Neuromorphic High-Frequency 3D Dancing Pose Estimation in Dynamic Environment
This work addresses pose estimation for dance gaming platforms, offering a solution to limitations in existing RGB and RGB-Depth methods, though it is incremental in applying event cameras to this specific domain.
The authors tackled the problem of human pose estimation in dynamic, low-light dance environments by developing YeLan, an event camera-based 3D system that outperformed baseline models with robustness against clothing, motion, and lighting variations.
As a beloved sport worldwide, dancing is getting integrated into traditional and virtual reality-based gaming platforms nowadays. It opens up new opportunities in the technology-mediated dancing space. These platforms primarily rely on passive and continuous human pose estimation as an input capture mechanism. Existing solutions are mainly based on RGB or RGB-Depth cameras for dance games. The former suffers in low-lighting conditions due to the motion blur and low sensitivity, while the latter is too power-hungry, has a low frame rate, and has limited working distance. With ultra-low latency, energy efficiency, and wide dynamic range characteristics, the event camera is a promising solution to overcome these shortcomings.

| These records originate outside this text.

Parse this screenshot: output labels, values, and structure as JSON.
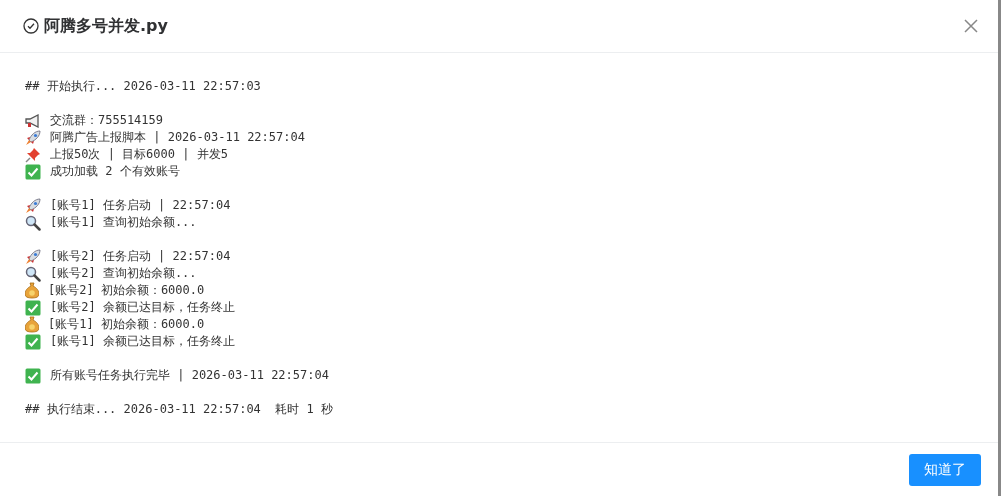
{
  "dialog": {
    "title": "阿腾多号并发.py",
    "ok_button": "知道了"
  },
  "log": [
    [
      {
        "kind": "heading",
        "text": "## 开始执行... 2026-03-11 22:57:03"
      }
    ],
    [
      {
        "kind": "megaphone",
        "text": "交流群：755514159"
      },
      {
        "kind": "rocket",
        "text": "阿腾广告上报脚本 | 2026-03-11 22:57:04"
      },
      {
        "kind": "pin",
        "text": "上报50次 | 目标6000 | 并发5"
      },
      {
        "kind": "check",
        "text": "成功加载 2 个有效账号"
      }
    ],
    [
      {
        "kind": "rocket",
        "text": "[账号1] 任务启动 | 22:57:04"
      },
      {
        "kind": "search",
        "text": "[账号1] 查询初始余额..."
      }
    ],
    [
      {
        "kind": "rocket",
        "text": "[账号2] 任务启动 | 22:57:04"
      },
      {
        "kind": "search",
        "text": "[账号2] 查询初始余额..."
      },
      {
        "kind": "money",
        "text": "[账号2] 初始余额：6000.0"
      },
      {
        "kind": "check",
        "text": "[账号2] 余额已达目标，任务终止"
      },
      {
        "kind": "money",
        "text": "[账号1] 初始余额：6000.0"
      },
      {
        "kind": "check",
        "text": "[账号1] 余额已达目标，任务终止"
      }
    ],
    [
      {
        "kind": "check",
        "text": "所有账号任务执行完毕 | 2026-03-11 22:57:04"
      }
    ],
    [
      {
        "kind": "heading",
        "text": "## 执行结束... 2026-03-11 22:57:04  耗时 1 秒"
      }
    ]
  ]
}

We propose YeLan, an event camera-based 3-dimensional high-frequency human pose estimation(HPE) system that survives low-lighting conditions and dynamic backgrounds. We collected the world's first event camera dance dataset and developed a fully customizable motion-to-event physics-aware simulator. YeLan outperforms the baseline models in these challenging conditions and demonstrated robustness against different types of clothing, background motion, viewing angle, occlusion, and lighting fluctuations.